Readers unfamiliar with the way flash SSDs actually write data will be somewhat surprised at how different it is
from hard disk drives (HDD).
HDDs are like all other magnetic storage media storing data as bits, whereas flash SSDs store data as blocks. When data is changed on a HDD, the bits are simply altered. But, frankly, when data changes on flash SSDs, it is a bit bizarre to those not versed in the underlying NAND technology.
Unlike magnetic HDDs, flash or NAND has to be in a state in which data can be written. There is no "write-in-place" capability as there is with HDDs. If data is already written on the NAND, then that data must be erased for the NAND to receive new data. The erasure is a process that destroys a thin layer of material.
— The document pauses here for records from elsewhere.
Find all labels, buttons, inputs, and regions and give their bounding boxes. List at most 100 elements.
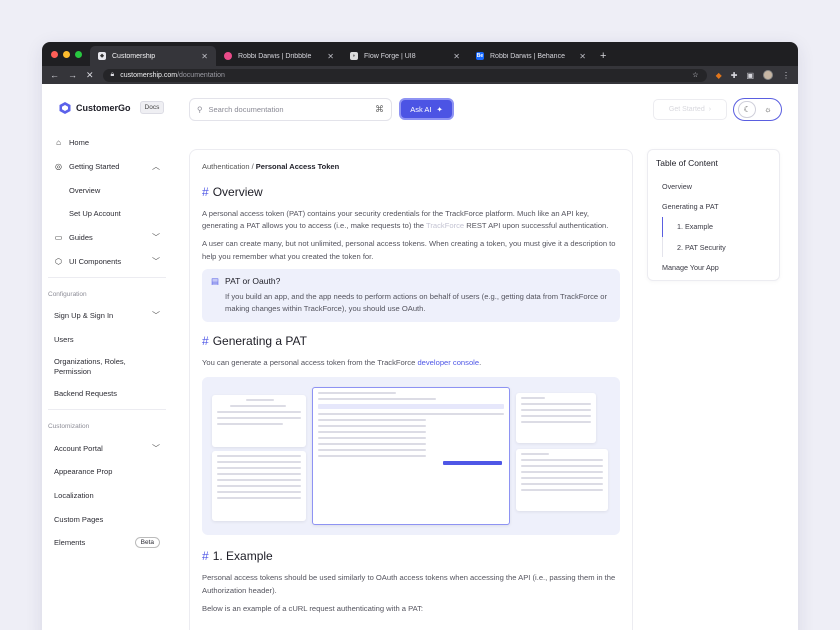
search-placeholder: Search documentation — [208, 105, 284, 114]
sidebar-item-ui-components[interactable]: ⬡ UI Components ﹀ — [48, 249, 166, 273]
search-input[interactable]: ⚲ Search documentation ⌘ — [189, 98, 392, 121]
customergo-logo-icon — [59, 101, 71, 114]
sidebar-item-users[interactable]: Users — [48, 328, 166, 352]
sidebar-item-label: Backend Requests — [54, 388, 117, 398]
paragraph-curl: Below is an example of a cURL request au… — [202, 603, 424, 613]
toc-item-manage-app[interactable]: Manage Your App — [656, 257, 771, 277]
command-key-icon: ⌘ — [375, 104, 384, 114]
ui8-favicon-icon: ◗ — [350, 52, 358, 60]
url-path: /documentation — [177, 71, 225, 79]
window-controls — [42, 42, 90, 66]
heading-generating: # Generating a PAT — [202, 334, 620, 348]
extensions-puzzle-icon[interactable]: ✚ — [731, 71, 738, 80]
sidebar-item-overview[interactable]: Overview — [48, 178, 166, 202]
article-card: Authentication / Personal Access Token #… — [189, 149, 633, 630]
sidebar-item-label: Appearance Prop — [54, 467, 113, 477]
close-tab-icon[interactable]: ✕ — [327, 52, 334, 61]
chevron-down-icon: ﹀ — [152, 256, 160, 266]
heading-example: #1. Example — [202, 549, 620, 563]
sparkle-icon: ✦ — [436, 104, 443, 114]
sidebar-item-label: UI Components — [69, 256, 122, 266]
sidebar-item-guides[interactable]: ▭ Guides ﹀ — [48, 226, 166, 250]
sidebar-item-organizations[interactable]: Organizations, Roles, Permission — [48, 352, 166, 382]
sidebar-item-account-portal[interactable]: Account Portal ﹀ — [48, 436, 166, 460]
sidebar-item-label: Account Portal — [54, 443, 103, 453]
ask-ai-label: Ask AI — [410, 104, 432, 114]
back-arrow-icon[interactable]: ← — [50, 70, 59, 80]
paragraph-text: . — [479, 358, 482, 368]
callout-title: PAT or Oauth? — [225, 276, 281, 287]
tab-title: Robbi Darwis | Dribbble — [238, 52, 312, 60]
chevron-down-icon: ﹀ — [152, 443, 160, 453]
sidebar-item-sign-up[interactable]: Sign Up & Sign In ﹀ — [48, 304, 166, 328]
sidebar-item-label: Organizations, Roles, Permission — [54, 356, 126, 376]
moon-icon[interactable]: ☾ — [738, 101, 757, 118]
table-of-contents: Table of Content Overview Generating a P… — [647, 149, 780, 281]
toc-item-overview[interactable]: Overview — [656, 176, 771, 196]
sidebar: ⌂ Home ◎ Getting Started ︿ Overview Set … — [48, 131, 166, 555]
toc-item-example[interactable]: 1. Example — [662, 216, 771, 237]
home-icon: ⌂ — [56, 138, 61, 148]
more-menu-icon[interactable]: ⋮ — [782, 71, 790, 80]
toc-item-generating[interactable]: Generating a PAT — [656, 196, 771, 216]
forward-arrow-icon[interactable]: → — [68, 70, 77, 80]
heading-overview: # Overview — [202, 185, 620, 199]
brand[interactable]: CustomerGo Docs — [59, 101, 165, 114]
sidebar-panel-icon[interactable]: ▣ — [746, 71, 754, 80]
tab-behance[interactable]: Be Robbi Darwis | Behance ✕ — [468, 46, 594, 66]
toc-item-pat-security[interactable]: 2. PAT Security — [662, 236, 771, 258]
get-started-button[interactable]: Get Started › — [653, 99, 727, 120]
tab-dribbble[interactable]: Robbi Darwis | Dribbble ✕ — [216, 46, 342, 66]
close-tab-icon[interactable]: ✕ — [201, 52, 208, 61]
tab-title: Robbi Darwis | Behance — [490, 52, 565, 60]
breadcrumb-parent[interactable]: Authentication / — [202, 162, 254, 171]
tab-customership[interactable]: ◆ Customership ✕ — [90, 46, 216, 66]
sun-icon[interactable]: ☼ — [759, 101, 777, 118]
brand-name: CustomerGo — [76, 102, 131, 113]
browser-toolbar-icons: ◆ ✚ ▣ ⋮ — [716, 70, 790, 80]
close-window-button[interactable] — [51, 50, 58, 58]
search-icon: ⚲ — [197, 105, 203, 114]
callout-text: If you build an app, and the app needs t… — [225, 291, 608, 314]
minimize-window-button[interactable] — [63, 50, 70, 58]
docs-badge: Docs — [139, 101, 165, 114]
trackforce-link[interactable]: TrackForce — [426, 221, 464, 230]
tab-title: Flow Forge | UI8 — [364, 52, 416, 60]
sidebar-item-label: Home — [69, 138, 90, 148]
console-screenshot-image — [202, 377, 620, 536]
profile-avatar[interactable] — [763, 70, 773, 80]
developer-console-link[interactable]: developer console — [417, 358, 479, 367]
section-label-customization: Customization — [48, 422, 90, 430]
bookmark-star-icon[interactable]: ☆ — [692, 71, 698, 79]
anchor-hash-icon[interactable]: # — [202, 185, 209, 199]
theme-toggle[interactable]: ☾ ☼ — [733, 98, 782, 121]
url-field[interactable]: 🔒︎ customership.com/documentation ☆ — [102, 68, 707, 82]
sidebar-item-home[interactable]: ⌂ Home — [48, 131, 166, 155]
sidebar-item-label: Overview — [69, 185, 101, 195]
close-tab-icon[interactable]: ✕ — [579, 52, 586, 61]
anchor-hash-icon[interactable]: # — [202, 334, 209, 348]
heading-text: 1. Example — [212, 549, 273, 564]
sidebar-item-set-up-account[interactable]: Set Up Account — [48, 202, 166, 226]
metamask-extension-icon[interactable]: ◆ — [716, 71, 722, 80]
sidebar-item-label: Guides — [69, 233, 93, 243]
behance-favicon-icon: Be — [476, 52, 484, 60]
maximize-window-button[interactable] — [75, 50, 82, 58]
stop-loading-icon[interactable]: ✕ — [86, 70, 94, 81]
sidebar-item-getting-started[interactable]: ◎ Getting Started ︿ — [48, 155, 166, 179]
sidebar-item-backend-requests[interactable]: Backend Requests — [48, 382, 166, 406]
ask-ai-button[interactable]: Ask AI ✦ — [399, 98, 454, 120]
mini-panel — [516, 449, 608, 512]
sidebar-item-appearance-prop[interactable]: Appearance Prop — [48, 460, 166, 484]
tab-ui8[interactable]: ◗ Flow Forge | UI8 ✕ — [342, 46, 468, 66]
sidebar-item-custom-pages[interactable]: Custom Pages — [48, 507, 166, 531]
tab-title: Customership — [112, 52, 156, 60]
new-tab-button[interactable]: + — [594, 46, 612, 66]
sidebar-item-label: Getting Started — [69, 162, 120, 172]
close-tab-icon[interactable]: ✕ — [453, 52, 460, 61]
sidebar-item-elements[interactable]: Elements Beta — [48, 531, 166, 555]
anchor-hash-icon[interactable]: # — [202, 549, 209, 563]
sidebar-item-localization[interactable]: Localization — [48, 484, 166, 508]
documentation-page: CustomerGo Docs ⚲ Search documentation ⌘… — [42, 84, 798, 630]
breadcrumb: Authentication / Personal Access Token — [202, 162, 620, 171]
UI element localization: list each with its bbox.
DRAM and NVRAM are much faster than flash with latencies measured in nanoseconds versus microseconds.
A brief explanation of the NAND's organization should clarify it somewhat; although, it will still feel awkward.
NAND memory essentially comprises two types of structures known as pages and blocks. A page is most commonly 4/2 KB (it can be other sizes, but this is the most common) and represents a read and write unit. Pages are grouped into blocks of 32/128 KB or 128/512 KB. NAND reads and writes are performed on page level. In contrast, erases are performed on block level.
Before a write can occur on a written page, the entire block containing that page must be erased. This is a very inefficient, lengthy operation. It is also referred to as write amplification. Comparing their respective latencies makes this evidently clear: read @ ~55μs; write @ ~500μs; erase @ ~900μs. Writes should be evenly spread across the whole volume for longevity, this is known as wear leveling.
SSD controllers must keep track of both written and unwritten blocks. They do so to provide an even wear leveling across all of the blocks and to track which blocks have invalid data. Blocks with invalid data are designated for erasure. This is known as garbage collection. These designated blocks are erased before they are needed to avoid the high erasure latency.
Once the blocks are erased, they are put back into the pool of blocks available for writes. If garbage collection does not keep up with volume of writes, then performance degrades precipitously. This is one reason why most SSDs are frequently 20% overprovisioned. A 200 GB SSD will typically actually have 256 GB of NAND to avoid running out of available write blocks.
Page and block size are configurable in most systems by the storage administrator. Larger blocks tend to be less effectively used than smaller blocks. The upside is lower write latency for random blocks because of far fewer blocks to be tracked by the SSD controller. Small block sizes deliver more efficient utilization but at the cost of higher latency. Large blocks are better for sequential writes. Small blocks are better for random writes.
When SSDs are configured for large blocks and writes are highly randomized, the wear-life of the SSD is shortened. Large amounts of unwritten NAND (unwritten unutilized portion of the blocks) are erased more frequently. Thus, the SSD administrator's challenge becomes balancing for performance (latency) for random and sequential writes while optimizing wear life. This is a nontrivial, labor-intensive challenge.
Several hybrid- and SSD-only storage system vendors such as Nexsan, Nimble, Nimbus, Oracle, Tegile and others as well as some storage stack software such as NexentaStor have gone to great lengths to solve this challenge. (NOTE: the ones that do are not shy in noting it in their marketing materials.)
Using clever algorithms, these systems load up on DRAM or NVRAM, then leverage this memory to cache SSD writes. DRAM and NVRAM are much faster than flash with latencies measured in nanoseconds versus microseconds. That high-speed cache enables the storage system to take what would have been various size random writes, aggregate them and turn them into sequential writes. Sequentializing flash SSD writes changes the game. It enables the storage system to get the best of all worlds: very high block utilization on large pages, very low write amplification, combined with the lowest possible latency.
It is crucial to make sure that systems with this functionality are not subject to data in the cache being lost before the writes are committed to the SSD or HDD media because of an unexpected power loss. It's not a problem with NVRAM. NVRAM is DRAM with a super capacitor (supercap) or battery backup that provides enough power for the cache to complete the writes to the SSD or HDD.
Shrewd use of DRAM/NVRAM caching provides solid state drive storage systems with better performance, longer flash SSD wear-life and a better user experience.